Calling code just does: jsr PPU_Transfer

(edit: small code fix..)

edit: Some testing: I can copy 160 bytes in about 1600 cycles, 5 separate transfers in the stack.

This is perfect, I think I'm done. I need ideas on how to calculate the two bytes after the PPU Address though. The code expects the high nibble of the count, and the offest into the loop (Original branch address - low nibble * 4). How to calculate that in game code?

by on (#97103)
Movax12 wrote:
thefox wrote:
..you really should stop using memory addresses ($700, $E, $F, etc) directly, and use symbols instead.

I will for sure, $0700 should be labelled, but I like using 0-$F as temp variables.. do they need a better name? (ex: temp1, temp2, temp3) I know what they are.
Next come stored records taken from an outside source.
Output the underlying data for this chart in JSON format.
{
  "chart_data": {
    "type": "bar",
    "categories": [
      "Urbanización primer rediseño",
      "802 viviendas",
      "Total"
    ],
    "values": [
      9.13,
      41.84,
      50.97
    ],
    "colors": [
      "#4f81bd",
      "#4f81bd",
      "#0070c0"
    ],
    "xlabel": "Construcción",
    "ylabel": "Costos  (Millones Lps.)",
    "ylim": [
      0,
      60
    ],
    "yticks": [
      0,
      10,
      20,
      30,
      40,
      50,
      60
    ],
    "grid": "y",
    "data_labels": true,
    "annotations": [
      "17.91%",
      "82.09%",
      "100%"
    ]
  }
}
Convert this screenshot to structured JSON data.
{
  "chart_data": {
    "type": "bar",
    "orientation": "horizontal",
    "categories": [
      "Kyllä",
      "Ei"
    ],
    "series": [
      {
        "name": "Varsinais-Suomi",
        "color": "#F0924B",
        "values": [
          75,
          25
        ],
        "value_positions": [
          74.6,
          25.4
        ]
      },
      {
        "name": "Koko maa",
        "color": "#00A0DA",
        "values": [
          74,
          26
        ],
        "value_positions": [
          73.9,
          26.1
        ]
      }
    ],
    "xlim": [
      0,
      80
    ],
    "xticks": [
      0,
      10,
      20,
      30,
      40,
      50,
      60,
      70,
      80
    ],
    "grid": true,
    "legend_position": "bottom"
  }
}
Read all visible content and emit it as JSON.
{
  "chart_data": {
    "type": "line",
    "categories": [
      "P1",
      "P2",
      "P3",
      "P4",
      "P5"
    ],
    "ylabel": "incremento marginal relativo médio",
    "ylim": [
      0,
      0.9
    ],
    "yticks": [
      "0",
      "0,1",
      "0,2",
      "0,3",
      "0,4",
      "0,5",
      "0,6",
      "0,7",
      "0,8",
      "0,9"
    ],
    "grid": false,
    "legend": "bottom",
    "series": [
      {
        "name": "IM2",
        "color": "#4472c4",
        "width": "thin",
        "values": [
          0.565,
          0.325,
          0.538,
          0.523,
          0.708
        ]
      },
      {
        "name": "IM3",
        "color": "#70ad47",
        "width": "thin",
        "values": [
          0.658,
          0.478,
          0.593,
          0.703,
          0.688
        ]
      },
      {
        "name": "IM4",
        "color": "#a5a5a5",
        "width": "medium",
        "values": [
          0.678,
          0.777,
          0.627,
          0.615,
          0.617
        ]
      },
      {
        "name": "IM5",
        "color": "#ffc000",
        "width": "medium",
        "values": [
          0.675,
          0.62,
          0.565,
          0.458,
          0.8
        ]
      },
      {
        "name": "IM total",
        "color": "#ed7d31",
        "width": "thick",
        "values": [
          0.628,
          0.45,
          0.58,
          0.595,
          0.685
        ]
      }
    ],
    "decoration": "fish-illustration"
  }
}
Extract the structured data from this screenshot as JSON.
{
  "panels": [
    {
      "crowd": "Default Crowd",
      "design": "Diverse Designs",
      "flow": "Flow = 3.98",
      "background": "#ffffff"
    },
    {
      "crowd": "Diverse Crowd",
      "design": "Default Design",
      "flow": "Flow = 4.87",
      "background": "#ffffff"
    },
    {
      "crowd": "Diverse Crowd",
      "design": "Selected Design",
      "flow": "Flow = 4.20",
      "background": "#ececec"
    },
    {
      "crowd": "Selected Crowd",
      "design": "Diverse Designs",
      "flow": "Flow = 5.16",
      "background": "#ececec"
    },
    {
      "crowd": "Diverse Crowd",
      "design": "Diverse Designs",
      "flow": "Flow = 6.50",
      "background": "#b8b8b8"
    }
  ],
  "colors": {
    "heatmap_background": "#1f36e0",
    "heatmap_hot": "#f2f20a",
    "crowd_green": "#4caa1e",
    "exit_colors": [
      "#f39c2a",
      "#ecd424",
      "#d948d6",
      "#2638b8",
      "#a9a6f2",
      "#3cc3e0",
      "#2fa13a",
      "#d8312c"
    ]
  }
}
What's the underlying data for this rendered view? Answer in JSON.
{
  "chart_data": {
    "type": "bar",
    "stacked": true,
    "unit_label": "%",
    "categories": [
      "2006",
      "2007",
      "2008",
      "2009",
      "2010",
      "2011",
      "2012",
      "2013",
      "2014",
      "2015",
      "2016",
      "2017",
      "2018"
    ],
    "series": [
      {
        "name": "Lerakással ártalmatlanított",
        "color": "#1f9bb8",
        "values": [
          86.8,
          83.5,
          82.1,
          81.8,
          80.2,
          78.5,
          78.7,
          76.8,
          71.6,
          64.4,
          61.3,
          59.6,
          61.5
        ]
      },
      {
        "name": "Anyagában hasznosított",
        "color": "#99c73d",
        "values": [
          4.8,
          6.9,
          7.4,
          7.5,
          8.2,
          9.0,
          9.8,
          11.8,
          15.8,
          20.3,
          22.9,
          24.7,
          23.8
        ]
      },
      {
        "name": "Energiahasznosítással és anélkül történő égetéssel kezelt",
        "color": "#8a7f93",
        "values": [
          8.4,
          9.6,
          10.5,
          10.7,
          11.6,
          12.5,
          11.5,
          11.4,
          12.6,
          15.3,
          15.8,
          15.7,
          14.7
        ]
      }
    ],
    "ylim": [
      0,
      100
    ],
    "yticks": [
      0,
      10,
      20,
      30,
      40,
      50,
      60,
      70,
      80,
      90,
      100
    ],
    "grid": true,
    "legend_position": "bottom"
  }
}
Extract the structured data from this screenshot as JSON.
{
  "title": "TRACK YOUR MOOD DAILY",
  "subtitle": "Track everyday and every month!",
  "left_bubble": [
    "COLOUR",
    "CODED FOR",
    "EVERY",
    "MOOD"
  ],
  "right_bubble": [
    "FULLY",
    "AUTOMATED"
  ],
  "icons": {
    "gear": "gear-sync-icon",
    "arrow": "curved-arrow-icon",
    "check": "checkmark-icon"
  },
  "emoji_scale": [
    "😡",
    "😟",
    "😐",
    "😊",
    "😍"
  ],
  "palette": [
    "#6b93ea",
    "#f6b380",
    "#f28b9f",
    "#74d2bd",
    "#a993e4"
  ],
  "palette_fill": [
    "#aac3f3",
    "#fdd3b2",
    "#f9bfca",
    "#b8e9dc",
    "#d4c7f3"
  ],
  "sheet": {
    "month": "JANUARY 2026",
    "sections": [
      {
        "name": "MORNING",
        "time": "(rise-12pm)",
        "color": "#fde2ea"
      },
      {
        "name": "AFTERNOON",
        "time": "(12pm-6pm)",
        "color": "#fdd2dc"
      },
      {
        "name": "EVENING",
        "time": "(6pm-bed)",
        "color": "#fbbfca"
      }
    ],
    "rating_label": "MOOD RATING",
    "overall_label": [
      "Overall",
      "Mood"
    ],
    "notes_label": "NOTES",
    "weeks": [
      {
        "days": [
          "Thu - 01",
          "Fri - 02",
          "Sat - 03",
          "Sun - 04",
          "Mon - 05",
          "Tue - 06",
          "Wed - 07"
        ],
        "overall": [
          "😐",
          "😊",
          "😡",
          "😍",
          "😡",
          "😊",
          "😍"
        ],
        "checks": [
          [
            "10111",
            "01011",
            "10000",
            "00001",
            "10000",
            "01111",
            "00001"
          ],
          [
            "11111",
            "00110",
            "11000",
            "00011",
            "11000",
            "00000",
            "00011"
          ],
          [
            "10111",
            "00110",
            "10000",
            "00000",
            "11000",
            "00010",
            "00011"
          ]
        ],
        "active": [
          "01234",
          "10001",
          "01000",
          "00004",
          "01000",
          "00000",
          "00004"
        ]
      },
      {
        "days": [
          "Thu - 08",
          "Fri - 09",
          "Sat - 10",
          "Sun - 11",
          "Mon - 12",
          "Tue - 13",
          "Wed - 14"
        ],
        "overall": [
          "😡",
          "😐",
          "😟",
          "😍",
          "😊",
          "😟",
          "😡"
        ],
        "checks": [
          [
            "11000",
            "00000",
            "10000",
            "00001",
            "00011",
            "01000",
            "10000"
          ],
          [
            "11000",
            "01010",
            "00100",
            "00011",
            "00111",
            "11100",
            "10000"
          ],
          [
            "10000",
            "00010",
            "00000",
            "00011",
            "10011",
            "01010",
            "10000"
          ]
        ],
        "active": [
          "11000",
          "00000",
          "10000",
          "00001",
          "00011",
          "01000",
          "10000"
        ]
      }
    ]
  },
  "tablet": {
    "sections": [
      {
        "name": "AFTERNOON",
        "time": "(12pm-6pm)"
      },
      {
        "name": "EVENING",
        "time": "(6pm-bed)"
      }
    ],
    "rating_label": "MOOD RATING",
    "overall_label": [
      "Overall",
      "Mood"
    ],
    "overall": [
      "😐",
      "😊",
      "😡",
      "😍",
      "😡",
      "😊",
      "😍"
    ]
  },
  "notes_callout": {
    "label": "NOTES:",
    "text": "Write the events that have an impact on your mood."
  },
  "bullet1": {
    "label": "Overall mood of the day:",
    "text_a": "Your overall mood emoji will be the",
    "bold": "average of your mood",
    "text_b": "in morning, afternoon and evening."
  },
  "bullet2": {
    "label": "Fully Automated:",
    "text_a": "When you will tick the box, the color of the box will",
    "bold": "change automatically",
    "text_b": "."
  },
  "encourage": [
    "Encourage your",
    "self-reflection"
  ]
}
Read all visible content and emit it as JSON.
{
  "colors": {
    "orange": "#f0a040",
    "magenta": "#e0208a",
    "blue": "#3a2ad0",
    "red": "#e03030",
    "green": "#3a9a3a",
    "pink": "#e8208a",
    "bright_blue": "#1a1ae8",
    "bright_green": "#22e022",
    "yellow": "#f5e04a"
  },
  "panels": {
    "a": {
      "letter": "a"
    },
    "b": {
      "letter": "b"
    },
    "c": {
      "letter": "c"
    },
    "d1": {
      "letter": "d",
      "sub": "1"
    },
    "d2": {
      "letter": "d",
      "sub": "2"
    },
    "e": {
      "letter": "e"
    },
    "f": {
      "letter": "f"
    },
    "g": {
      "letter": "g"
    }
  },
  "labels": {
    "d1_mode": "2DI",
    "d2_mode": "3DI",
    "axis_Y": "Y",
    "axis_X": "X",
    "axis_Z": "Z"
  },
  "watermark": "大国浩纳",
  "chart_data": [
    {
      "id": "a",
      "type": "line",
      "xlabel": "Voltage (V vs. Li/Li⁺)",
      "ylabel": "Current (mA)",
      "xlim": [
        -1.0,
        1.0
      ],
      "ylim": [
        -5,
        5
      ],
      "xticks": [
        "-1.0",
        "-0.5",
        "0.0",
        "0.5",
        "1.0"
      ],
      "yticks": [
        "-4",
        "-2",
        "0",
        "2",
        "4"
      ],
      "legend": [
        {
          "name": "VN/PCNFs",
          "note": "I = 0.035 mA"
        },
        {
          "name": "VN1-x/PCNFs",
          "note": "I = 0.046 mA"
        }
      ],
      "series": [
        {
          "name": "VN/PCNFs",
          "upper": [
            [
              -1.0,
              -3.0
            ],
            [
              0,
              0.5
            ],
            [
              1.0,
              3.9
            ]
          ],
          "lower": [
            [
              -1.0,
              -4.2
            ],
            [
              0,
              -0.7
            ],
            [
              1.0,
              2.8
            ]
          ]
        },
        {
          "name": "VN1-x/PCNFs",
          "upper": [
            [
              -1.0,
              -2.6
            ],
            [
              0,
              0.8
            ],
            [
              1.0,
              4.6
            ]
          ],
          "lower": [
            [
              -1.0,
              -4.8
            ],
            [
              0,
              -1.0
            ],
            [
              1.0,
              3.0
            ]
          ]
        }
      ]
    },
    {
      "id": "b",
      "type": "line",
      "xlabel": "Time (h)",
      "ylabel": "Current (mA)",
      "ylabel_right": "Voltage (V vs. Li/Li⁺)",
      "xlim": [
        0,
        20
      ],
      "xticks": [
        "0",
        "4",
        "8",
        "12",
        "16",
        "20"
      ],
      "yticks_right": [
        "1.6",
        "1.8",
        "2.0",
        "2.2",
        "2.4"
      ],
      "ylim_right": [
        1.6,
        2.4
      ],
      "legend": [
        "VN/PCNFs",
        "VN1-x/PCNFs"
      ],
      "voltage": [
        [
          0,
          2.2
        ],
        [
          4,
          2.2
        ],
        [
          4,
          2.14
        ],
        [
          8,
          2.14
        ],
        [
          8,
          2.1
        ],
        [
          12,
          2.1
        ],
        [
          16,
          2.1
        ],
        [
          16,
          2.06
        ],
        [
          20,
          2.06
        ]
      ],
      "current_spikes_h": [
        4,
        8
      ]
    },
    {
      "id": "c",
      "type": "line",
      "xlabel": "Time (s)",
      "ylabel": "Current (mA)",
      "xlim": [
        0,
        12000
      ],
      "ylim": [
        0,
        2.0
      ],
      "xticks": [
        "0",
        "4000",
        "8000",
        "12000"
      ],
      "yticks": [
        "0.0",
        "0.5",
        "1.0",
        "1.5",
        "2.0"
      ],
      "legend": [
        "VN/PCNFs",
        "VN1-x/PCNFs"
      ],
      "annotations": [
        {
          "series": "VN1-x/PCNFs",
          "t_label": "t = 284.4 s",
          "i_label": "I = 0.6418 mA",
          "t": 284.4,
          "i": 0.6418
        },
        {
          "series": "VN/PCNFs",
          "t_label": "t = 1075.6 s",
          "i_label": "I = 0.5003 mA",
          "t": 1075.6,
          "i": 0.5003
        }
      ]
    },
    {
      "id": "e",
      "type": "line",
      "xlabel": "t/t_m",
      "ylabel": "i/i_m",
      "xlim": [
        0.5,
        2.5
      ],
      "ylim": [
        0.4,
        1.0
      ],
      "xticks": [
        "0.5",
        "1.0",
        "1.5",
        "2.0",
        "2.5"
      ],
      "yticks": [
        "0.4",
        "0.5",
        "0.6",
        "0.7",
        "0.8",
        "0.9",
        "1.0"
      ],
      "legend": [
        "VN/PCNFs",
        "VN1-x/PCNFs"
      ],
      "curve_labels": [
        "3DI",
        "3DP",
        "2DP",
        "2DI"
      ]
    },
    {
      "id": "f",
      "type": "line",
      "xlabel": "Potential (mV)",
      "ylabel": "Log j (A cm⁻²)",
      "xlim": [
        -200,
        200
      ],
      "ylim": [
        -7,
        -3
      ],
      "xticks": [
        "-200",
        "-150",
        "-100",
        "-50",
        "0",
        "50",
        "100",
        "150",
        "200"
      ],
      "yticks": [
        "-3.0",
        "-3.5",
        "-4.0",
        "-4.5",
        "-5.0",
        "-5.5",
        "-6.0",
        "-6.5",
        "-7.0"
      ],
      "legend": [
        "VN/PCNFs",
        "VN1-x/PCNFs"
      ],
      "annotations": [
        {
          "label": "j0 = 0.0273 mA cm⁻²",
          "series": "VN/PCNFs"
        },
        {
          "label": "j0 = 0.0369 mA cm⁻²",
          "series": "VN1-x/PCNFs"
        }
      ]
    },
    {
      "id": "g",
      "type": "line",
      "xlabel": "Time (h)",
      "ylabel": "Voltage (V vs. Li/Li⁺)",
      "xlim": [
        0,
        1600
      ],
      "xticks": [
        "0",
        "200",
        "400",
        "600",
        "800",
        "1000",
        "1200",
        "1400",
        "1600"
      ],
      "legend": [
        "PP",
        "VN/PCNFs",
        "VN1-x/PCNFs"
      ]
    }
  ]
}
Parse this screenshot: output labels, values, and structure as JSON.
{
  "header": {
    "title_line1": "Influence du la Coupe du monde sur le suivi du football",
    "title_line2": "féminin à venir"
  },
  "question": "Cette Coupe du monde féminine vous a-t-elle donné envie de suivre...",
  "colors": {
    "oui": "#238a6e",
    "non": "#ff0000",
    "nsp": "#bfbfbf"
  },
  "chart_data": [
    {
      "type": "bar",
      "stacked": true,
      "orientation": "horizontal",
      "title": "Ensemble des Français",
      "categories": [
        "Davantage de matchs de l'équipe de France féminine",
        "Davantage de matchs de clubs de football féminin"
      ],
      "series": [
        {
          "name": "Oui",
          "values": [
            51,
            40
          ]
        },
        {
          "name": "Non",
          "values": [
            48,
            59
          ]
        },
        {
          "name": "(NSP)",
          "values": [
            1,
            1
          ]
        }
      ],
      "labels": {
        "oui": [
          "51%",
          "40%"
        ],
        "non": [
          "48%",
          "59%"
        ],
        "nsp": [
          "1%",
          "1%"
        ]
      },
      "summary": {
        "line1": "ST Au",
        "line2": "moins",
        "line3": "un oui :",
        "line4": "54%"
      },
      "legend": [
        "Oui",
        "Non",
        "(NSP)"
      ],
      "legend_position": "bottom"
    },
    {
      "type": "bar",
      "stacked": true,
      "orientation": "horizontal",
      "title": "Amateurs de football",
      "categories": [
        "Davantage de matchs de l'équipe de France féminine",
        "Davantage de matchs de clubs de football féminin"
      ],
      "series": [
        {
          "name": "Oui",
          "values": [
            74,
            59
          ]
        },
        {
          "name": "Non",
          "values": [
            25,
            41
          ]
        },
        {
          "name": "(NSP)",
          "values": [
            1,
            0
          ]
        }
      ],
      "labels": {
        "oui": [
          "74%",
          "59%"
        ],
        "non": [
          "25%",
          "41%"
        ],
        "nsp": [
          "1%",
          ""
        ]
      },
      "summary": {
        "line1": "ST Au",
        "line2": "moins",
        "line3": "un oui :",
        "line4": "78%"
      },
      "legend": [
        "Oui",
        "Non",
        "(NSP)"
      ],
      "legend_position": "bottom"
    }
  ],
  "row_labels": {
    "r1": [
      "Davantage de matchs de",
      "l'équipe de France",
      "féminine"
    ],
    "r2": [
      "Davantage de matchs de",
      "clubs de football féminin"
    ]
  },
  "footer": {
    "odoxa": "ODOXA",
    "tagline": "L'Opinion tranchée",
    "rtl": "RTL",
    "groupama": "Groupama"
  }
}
This stems from using Tepple's nes.ini which has zeropage starting at $10 and using 0-$F as temp.. I liked the idea.

What I tend to do is define procedure-local symbols at the start of each procedure:
Code:
.proc something_or_other
src = 0
srcLeft = 2
dst = 3
  lda #<SRAM_BGCHR
  sta src+0
  lda #>SRAM_BGCHR
  sta src+1
  lda #$10
  sta srcLeft
  ; etc.
  rts
.endproc

by on (#97111)
I see, thanks.

by on (#97119)
tepples wrote:
What I tend to do is define procedure-local symbols at the start of each procedure:

Or you could do the possibly more readable/maintainable:
Code:
.proc something_or_other
.enum
  src     .word
  srcLeft .byte
  dst     .word
.endenum
  lda #<SRAM_BGCHR
  sta src+0
  lda #>SRAM_BGCHR
  sta src+1
  lda #$10
  sta srcLeft
  ; etc.
  rts
.endproc

Be careful to not run in to this quirk though.

If you name the .enum you can also add an .assert to make sure its size is never more than 16 bytes, but then you'll have to use enum_name::foo to refer to the .enum members.